Nobody was prepared for the NCAA’s NIL policy, which was announced one day prior to its enactment. Many people believed that the NCAA would either sue the states that had created NIL laws or implement much more restrictive measures prior to July 1, 2021. However, that all changed when the NCAA was labeled the loser, by a decision of 9-0, in the Supreme Court case of
NCAA v. Alston, where Justice Kavanaugh wrote in a concurring opinion that “the NCAA is not above the law and hinted that the NCAA’s remaining compensation rules (other than those regarding caps on education-related benefits, which was the subject of the case) could also be found to violate antitrust laws.
While the NCAA may not wish to admit it, it was trapped by the Supreme Court decision. It had a choice to either consider
overbroad legislation that it had previously drafted and tabled or provide an extremely barebones policy with little time for schools to adjust to the new rules. The NCAA chose the latter route.
When the dust settled, many states that had been leaders in paving the way for athletes to enjoy NIL rights felt as though they were now at a disadvantage compared to states that did not consider such legislation and those that enacted less restrictive laws. It has now led to those early adopters scrambling to either modify their NIL laws or eradicate them altogether so that they are at least perceived to play on an even field in an industry where perception is paramount.

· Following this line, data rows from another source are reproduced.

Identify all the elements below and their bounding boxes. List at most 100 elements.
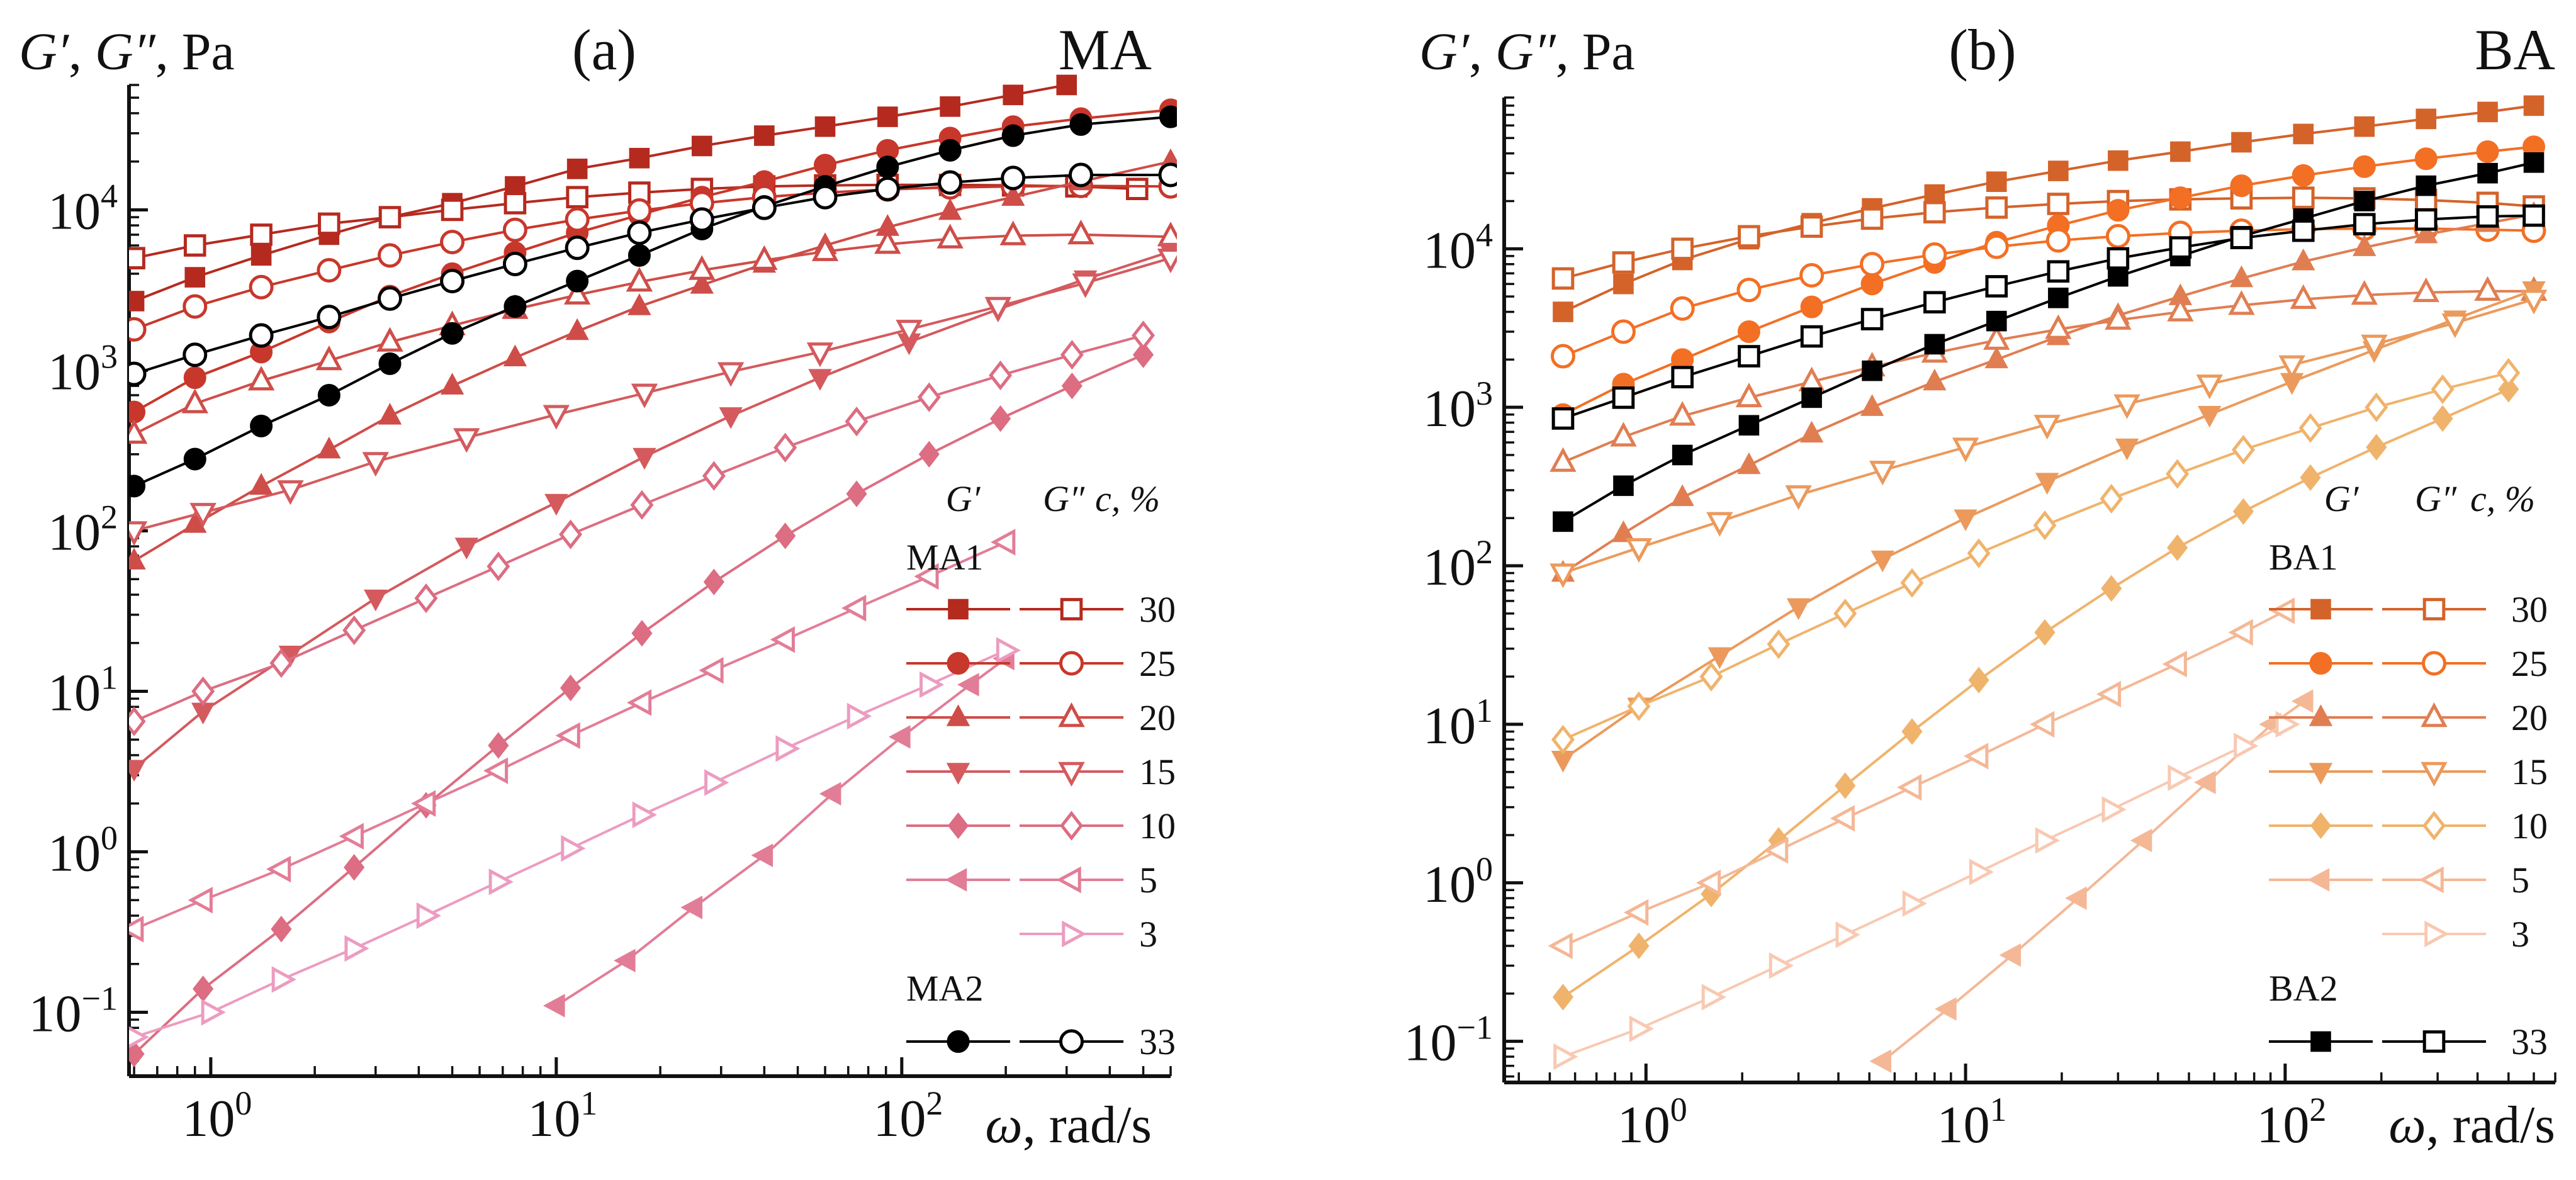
tick-mantissa: 10 [48,663,101,722]
data-point [2293,123,2314,145]
series-gpp-5 [129,529,1016,943]
data-point [1701,984,1726,1011]
chart-panel-ma: G′, G″, Pa (a) MA ω, rad/s 100 101 10210−1… [19,18,1177,1154]
legend-marker-g2 [2422,811,2446,841]
data-point [989,360,1013,391]
data-point [2234,733,2259,760]
data-point [2194,770,2216,794]
data-point [626,267,653,292]
data-point [2198,405,2222,428]
data-point [875,176,900,201]
data-point [129,916,144,943]
data-point [1001,166,1026,191]
data-point [129,419,148,444]
tick-exponent: 3 [1476,374,1493,412]
data-point [440,269,465,294]
data-point [543,994,565,1018]
data-point [1999,943,2022,967]
data-point [2300,464,2321,492]
legend-row-30: 30 [906,589,1176,630]
data-point [1967,538,1991,568]
series-gp-30 [1553,95,2545,322]
data-point [2497,357,2521,388]
data-point [614,948,636,973]
data-point [996,637,1021,664]
data-point [631,383,658,408]
data-point [1869,461,1896,486]
data-point [277,480,304,505]
data-point [2048,160,2069,181]
data-point [1553,1043,1578,1070]
data-point [1737,320,1760,344]
data-point [874,229,901,254]
data-point [1671,237,1694,261]
tick-exponent: −1 [82,980,118,1018]
data-point [2474,276,2501,301]
data-point [565,235,590,261]
tick-mantissa: 10 [1404,1014,1457,1072]
data-point [559,519,583,549]
tick-exponent: 1 [580,1084,597,1122]
data-point [2414,208,2438,231]
y-label-sep: , [1469,23,1495,81]
data-point [691,135,712,157]
data-point [411,790,436,817]
tick-exponent: 0 [1670,1091,1687,1128]
y-tick-label: 102 [1423,533,1493,597]
data-point [247,366,275,391]
data-point [2106,199,2130,222]
data-point [1860,273,1884,296]
data-point [940,96,960,117]
legend-group1-label-ma: MA1 [906,537,983,578]
data-point [2105,305,2132,330]
data-point [440,230,465,255]
data-point [1668,401,1696,426]
data-point [1069,113,1093,136]
series-line [133,84,1067,303]
data-point [183,342,208,368]
data-point [2166,459,2190,489]
data-point [1860,252,1885,277]
data-point [1969,858,1994,885]
data-point [2230,174,2253,198]
data-point [1902,890,1927,917]
series-gp-10 [129,341,1154,1067]
series-gpp-20 [129,219,1177,444]
data-point [1737,452,1761,475]
series-line [1562,723,2286,1058]
tick-mantissa: 10 [527,1089,580,1148]
data-point [250,223,273,246]
x-tick-label: 102 [873,1084,943,1148]
data-point [1736,278,1762,303]
data-point [699,657,724,684]
legend-row-10: 10 [2269,806,2548,846]
tick-mantissa: 10 [2256,1096,2309,1154]
legend-row-15: 15 [906,751,1176,792]
data-point [1985,275,2008,298]
data-point [317,383,340,407]
tick-exponent: 0 [235,1084,252,1122]
data-point [1800,215,1823,238]
series-line [1881,700,2305,1062]
data-point [344,854,365,881]
y-tick-label: 100 [1423,850,1493,914]
data-point [1132,341,1154,368]
data-point [2414,221,2438,244]
data-point [754,125,775,146]
data-point [440,373,464,395]
legend-c-value: 33 [2511,1021,2548,1062]
data-point [2045,228,2071,253]
data-point [317,305,342,330]
data-point [1159,105,1177,128]
tick-exponent: −1 [1457,1009,1493,1047]
data-point [2162,650,2187,678]
tick-exponent: 4 [101,177,118,215]
data-point [1671,366,1694,389]
data-point [1001,124,1025,147]
legend-group2-label-ba: BA2 [2269,968,2338,1009]
legend-marker-g2 [1056,866,1081,894]
data-point [846,480,867,507]
data-point [1696,869,1721,896]
legend-c-value: 15 [2511,751,2548,792]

In February 2022, Alabama Gov. Kay Ivey signed a bill to entirely repeal the state’s NIL law. Rep. Kyle South, the sponsor of the bill to repeal the law,
said it needed to be done because the NCAA “passed a set of rules for their member institutions, and where we find ourselves is state rules were more restrictive than what the NCAA set forth.” He very clearly supported the legislation to ensure that schools such as the University of Alabama and Auburn University (both of which publicly supported the bill) were not disadvantaged in their recruiting efforts.
Fast forward to April 2022, and many other states have prioritized at least modifying their respective NIL laws to more closely mirror the basic regulations of the NCAA. Tennessee has amended its NIL law to remove the provision that restricts schools from being involved in the development, operation, or promotion of a current or prospective college athlete’s NIL, including actions that compensate or cause compensation to be provided to athletes. Mississippi Gov. Tate Reeves
also signed a bill that will allow schools to communicate with third parties interested in brokering deals with college athletes in the state. Additionally, the modification to Mississippi’s existing NIL law states that athletes do not need to be enrolled at a school to execute a NIL deal; they can enter into these contracts as soon as they offer a verbal commitment to a Mississippi junior college or university.

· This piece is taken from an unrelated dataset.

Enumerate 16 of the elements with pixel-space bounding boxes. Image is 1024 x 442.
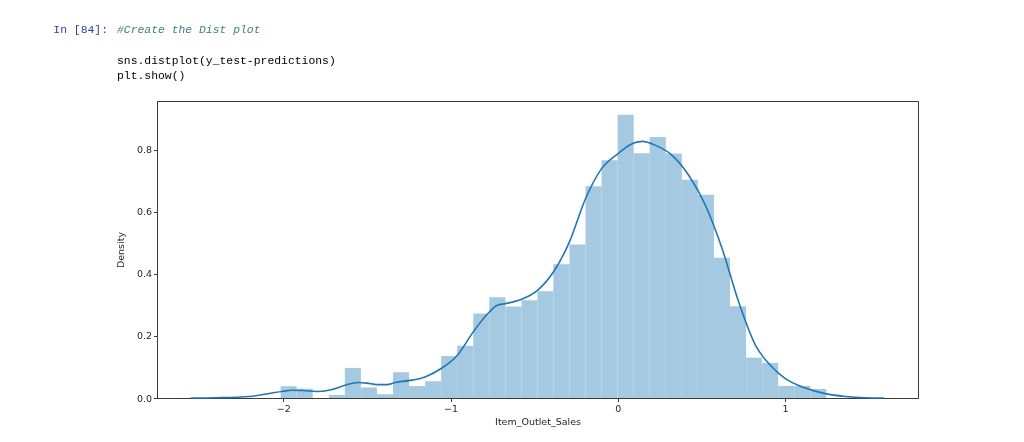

Florida, which was the first state to sign a NIL bill with a July 1, 2021, effective date, could have also become the first to approve a modification similar to what Tennessee recently enacted; however, the bill was never considered during its 2022 session. Rep. Chip LaMarca, the sponsor of the bill that established Florida’s NIL law, sponsored legislation
that would have removed the restriction on schools causing compensation for college athletes in the state. It simply never got any traction.

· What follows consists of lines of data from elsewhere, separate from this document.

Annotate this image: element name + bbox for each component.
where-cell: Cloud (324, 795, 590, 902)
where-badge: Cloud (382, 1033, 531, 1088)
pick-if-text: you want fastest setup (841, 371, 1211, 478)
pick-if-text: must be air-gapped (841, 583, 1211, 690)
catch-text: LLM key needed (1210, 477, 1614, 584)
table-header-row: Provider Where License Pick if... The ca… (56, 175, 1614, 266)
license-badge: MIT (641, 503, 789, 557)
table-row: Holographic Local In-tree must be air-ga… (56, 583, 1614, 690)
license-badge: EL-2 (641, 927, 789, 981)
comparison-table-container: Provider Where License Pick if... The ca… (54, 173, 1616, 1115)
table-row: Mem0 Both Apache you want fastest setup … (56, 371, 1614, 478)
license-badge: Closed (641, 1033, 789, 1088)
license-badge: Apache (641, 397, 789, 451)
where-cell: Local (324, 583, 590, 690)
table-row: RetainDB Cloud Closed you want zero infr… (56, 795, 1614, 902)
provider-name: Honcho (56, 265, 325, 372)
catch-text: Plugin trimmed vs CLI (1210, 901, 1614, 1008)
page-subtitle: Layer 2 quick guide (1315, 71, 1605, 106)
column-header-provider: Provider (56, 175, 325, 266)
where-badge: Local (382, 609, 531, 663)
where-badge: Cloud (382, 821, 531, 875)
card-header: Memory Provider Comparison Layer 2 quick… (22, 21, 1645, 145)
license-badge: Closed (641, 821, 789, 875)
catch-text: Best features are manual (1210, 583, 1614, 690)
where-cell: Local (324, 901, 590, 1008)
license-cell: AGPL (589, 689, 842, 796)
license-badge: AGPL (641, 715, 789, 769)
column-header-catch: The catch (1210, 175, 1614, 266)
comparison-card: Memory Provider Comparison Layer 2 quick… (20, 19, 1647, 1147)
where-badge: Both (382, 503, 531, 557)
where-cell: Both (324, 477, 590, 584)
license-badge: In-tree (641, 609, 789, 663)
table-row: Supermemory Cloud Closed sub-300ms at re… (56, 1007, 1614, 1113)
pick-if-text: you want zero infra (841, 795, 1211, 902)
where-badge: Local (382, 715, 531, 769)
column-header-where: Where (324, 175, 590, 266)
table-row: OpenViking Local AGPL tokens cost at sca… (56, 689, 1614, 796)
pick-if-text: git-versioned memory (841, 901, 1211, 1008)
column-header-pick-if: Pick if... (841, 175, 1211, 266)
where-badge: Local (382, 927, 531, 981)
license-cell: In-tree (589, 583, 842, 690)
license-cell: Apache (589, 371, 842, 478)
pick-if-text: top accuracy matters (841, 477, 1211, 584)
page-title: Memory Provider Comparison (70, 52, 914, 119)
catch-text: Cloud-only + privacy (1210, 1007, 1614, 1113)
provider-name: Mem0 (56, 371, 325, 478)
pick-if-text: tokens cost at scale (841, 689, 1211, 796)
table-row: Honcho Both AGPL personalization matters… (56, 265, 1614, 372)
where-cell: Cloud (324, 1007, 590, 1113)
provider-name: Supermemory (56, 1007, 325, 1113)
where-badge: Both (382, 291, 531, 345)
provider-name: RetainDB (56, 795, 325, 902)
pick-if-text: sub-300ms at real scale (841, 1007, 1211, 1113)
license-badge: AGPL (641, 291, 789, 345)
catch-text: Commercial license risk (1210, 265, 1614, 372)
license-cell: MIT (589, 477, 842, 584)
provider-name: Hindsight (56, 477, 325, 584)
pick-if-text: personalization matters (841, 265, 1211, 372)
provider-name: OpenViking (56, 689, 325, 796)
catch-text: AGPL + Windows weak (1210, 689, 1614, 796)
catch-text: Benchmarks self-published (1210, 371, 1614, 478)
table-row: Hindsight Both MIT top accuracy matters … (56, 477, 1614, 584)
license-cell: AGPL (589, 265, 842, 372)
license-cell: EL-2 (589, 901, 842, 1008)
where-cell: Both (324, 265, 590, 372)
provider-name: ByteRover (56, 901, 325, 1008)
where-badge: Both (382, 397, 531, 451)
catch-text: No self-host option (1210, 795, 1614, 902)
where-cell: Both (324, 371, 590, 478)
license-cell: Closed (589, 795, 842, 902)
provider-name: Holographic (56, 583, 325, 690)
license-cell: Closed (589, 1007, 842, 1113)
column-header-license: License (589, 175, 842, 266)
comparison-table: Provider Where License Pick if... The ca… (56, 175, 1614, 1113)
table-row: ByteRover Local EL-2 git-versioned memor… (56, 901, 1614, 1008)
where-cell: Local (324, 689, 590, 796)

“To a certain extent it’s like a race to the bottom in college sports,” House Speaker Chris Sprowls
said in reference to the amendment. “How many sports cars can we put in the hands of 18-year-olds?”
Yet, while Florida sits on the sidelines with its law that is more restrictive than the NCAA’s policy, and while the NCAA does not seem to be interested in making changes to its very pedantic NIL rules at any time in the near future, expect other states to now follow in the footsteps of Alabama, Tennessee, and Mississippi by either completely eradicating their NIL laws or substantially modifying them to provide more power to the athletes and colleges within those states to transact and be a part of NIL opportunities.